Moreover, the (marginal) entropy of (classes of) signals is generally not
an interesting quantity in the first place - hence the emphasis on entropy
rate. Signals of practical interest for telecommunications are all going to
have infinite "entropy," generally speaking, because they are infinitely
long and keep producing new surprises. Hence the emphasis on entropy rate,
which will distinguish between signals that require a lot of bandwidth to
transmit and those that don't.

>But not zero _entropy_. The parameters (amplitude, phase, frequency,
>waveform shape) themselves have some entropy - you *do* need to
>transmit those parameters to be able to reconstruct the signal.

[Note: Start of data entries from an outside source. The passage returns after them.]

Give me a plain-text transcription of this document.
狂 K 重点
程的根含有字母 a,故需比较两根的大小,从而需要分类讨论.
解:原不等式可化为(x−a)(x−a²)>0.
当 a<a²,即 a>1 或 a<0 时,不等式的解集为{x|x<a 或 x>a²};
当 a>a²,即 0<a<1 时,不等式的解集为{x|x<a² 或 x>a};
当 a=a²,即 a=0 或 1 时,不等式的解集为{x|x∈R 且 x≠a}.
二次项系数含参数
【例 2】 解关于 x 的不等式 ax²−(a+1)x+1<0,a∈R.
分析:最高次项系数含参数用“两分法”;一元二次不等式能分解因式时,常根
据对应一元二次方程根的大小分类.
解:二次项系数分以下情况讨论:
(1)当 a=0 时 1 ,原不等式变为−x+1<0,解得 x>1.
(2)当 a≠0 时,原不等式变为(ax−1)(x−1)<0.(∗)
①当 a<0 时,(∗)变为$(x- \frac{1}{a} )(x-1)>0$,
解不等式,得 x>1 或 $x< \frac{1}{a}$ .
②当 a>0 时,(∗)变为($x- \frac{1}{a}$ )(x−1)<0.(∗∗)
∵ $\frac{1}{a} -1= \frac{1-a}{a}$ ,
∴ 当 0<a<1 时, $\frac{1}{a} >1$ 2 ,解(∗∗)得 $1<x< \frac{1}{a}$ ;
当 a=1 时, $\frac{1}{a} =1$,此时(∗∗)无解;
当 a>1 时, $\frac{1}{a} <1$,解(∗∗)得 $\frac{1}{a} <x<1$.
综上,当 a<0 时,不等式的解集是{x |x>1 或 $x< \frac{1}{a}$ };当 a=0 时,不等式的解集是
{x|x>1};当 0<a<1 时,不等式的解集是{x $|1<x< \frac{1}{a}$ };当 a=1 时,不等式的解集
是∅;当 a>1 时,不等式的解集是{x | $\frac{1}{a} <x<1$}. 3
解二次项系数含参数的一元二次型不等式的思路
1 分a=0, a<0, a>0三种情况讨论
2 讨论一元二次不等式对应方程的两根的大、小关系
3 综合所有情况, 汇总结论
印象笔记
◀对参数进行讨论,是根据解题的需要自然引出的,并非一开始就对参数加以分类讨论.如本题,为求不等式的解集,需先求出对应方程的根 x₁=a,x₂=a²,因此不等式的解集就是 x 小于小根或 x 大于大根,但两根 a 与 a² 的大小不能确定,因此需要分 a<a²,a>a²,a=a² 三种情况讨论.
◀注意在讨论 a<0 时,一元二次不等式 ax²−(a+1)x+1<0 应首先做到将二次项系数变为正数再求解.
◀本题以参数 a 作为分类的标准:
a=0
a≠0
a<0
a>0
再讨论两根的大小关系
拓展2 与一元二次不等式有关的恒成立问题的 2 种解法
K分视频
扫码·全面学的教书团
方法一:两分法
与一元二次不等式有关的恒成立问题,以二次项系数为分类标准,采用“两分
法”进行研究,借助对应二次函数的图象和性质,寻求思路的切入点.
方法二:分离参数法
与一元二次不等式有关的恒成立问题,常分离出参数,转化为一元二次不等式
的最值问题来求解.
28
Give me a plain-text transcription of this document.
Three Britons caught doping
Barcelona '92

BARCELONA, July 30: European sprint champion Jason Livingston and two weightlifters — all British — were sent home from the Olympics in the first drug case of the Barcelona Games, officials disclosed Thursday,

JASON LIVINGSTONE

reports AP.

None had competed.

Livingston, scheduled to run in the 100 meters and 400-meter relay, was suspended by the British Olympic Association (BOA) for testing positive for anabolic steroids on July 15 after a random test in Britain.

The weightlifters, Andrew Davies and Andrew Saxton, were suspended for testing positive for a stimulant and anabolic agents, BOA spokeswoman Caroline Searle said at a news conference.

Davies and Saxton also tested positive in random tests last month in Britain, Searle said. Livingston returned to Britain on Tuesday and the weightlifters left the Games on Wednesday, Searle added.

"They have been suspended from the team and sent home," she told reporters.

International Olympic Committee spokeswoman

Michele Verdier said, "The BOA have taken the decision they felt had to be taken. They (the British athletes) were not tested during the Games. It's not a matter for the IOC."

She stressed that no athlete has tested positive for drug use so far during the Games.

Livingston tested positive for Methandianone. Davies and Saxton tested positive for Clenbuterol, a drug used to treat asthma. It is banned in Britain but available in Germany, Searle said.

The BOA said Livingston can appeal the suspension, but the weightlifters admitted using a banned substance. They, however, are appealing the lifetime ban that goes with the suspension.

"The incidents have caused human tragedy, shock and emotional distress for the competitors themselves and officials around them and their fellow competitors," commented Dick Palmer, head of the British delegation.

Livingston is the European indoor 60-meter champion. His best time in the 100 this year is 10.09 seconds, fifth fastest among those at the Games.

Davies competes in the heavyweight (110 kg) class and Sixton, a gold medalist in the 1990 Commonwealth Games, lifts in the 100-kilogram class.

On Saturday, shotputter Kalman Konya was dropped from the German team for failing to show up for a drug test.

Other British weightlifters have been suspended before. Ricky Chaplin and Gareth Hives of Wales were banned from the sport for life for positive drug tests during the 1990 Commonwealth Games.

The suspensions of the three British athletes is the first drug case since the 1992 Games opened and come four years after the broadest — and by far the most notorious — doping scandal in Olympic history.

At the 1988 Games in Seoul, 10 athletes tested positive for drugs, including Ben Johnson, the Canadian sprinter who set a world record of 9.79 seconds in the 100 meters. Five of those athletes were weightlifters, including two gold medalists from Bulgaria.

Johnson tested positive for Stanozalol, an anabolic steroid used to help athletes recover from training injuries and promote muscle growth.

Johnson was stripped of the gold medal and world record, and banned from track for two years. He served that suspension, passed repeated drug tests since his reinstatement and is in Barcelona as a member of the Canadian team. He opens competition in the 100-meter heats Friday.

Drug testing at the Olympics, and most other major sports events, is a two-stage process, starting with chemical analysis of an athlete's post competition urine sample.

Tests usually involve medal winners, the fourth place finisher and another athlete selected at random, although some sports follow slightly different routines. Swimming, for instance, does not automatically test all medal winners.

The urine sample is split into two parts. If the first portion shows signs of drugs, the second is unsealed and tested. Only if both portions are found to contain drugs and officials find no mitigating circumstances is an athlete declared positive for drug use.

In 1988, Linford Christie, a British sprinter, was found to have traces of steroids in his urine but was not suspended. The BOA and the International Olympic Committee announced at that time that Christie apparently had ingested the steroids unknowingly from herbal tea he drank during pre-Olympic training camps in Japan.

Again, that all depends on assumptions on the distribution of the
parameters. You haven't specified anything like that, so these assertions
are not even wrong. They're simply begging the question of what is your
signal space and what is the distribution on it.

>I thought you have a problem with getting a nonzero estimate, as you
>said that an estimator that gives nonzero result for a periodic
>waveform is a "poor" estimator.

Again, the important distinction is between estimators that don't hit the
correct answer even theoretically (this indicates that the underlying
algorithm is inadequate) and the inevitable imperfections of an actual
numerical implementation (which can be made as small as one likes by
throwing more computational resources at them). These are quite different
issues - the latter is a matter of trading off resource constraints for
performance, the former is a fundamental algorithmic limitation that no
amount of implementation resources can ever address.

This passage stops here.